El patrón comienza a mostrar varias capas: producción artificial de contenido, amplificación automatizada, ataques coordinados, eliminación de páginas, amenazas y presión sobre periodistas o verificadores.

No todas estas acciones necesariamente forman parte de una misma estructura. La evidencia disponible no permite afirmar que exista una única organización que controle todas estas operaciones. Lo que sí puede investigarse es la existencia de capacidades y métodos que pueden ser utilizados por actores diferentes.

En términos periodísticos, el cambio consiste en pasar de investigar únicamente “qué mentira se difundió” a investigar “quién creó la operación, qué infraestructura utilizó, quién pagó, quién administró las cuentas, desde dónde operaron, qué otras cuentas estuvieron conectadas, qué contenidos amplificaron y qué ocurrió después”.

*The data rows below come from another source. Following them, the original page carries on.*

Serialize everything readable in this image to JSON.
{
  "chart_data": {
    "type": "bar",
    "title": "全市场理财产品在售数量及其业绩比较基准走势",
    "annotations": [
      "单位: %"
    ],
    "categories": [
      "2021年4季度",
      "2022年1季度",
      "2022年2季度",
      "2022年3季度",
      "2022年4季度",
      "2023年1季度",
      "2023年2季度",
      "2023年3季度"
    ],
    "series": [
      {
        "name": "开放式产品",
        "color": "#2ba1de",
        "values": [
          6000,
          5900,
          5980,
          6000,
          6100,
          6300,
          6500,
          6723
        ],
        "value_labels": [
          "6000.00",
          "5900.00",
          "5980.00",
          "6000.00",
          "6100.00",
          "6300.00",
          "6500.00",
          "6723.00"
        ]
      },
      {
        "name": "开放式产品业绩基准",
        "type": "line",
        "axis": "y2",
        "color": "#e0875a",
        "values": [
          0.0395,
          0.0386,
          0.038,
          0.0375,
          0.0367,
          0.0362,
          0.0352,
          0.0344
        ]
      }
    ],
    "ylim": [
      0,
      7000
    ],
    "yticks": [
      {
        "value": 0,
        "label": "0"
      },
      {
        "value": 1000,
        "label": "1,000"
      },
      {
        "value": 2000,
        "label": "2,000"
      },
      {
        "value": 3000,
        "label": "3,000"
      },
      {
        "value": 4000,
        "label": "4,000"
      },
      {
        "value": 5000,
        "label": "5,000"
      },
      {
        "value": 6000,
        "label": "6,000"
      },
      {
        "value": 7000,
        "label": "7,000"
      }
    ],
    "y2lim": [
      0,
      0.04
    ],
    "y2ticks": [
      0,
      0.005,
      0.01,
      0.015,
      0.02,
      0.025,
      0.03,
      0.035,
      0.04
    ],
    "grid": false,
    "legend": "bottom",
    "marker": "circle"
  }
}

Las cuentas, nombres de usuario, fotografías, dominios, números telefónicos, horarios de publicación, patrones de interacción, direcciones IP cuando están disponibles, registros de publicidad, empresas intermediarias, servidores, herramientas de automatización y transferencias de dinero pueden convertirse en piezas de evidencia.

También puede resultar revelador estudiar qué sucede después de una campaña.

Las granjas de bots identificadas por ChequeaBolivia en 2019 mostraron precisamente un comportamiento temporal: creación concentrada, actividad intensa y posterior abandono. Ese patrón puede convertirse en una huella.

Una operación digital puede desaparecer de la conversación pública, pero dejar rastros en bases de datos, archivos web, registros de publicidad, publicaciones antiguas, capturas, repositorios de transparencia de plataformas y documentos judiciales.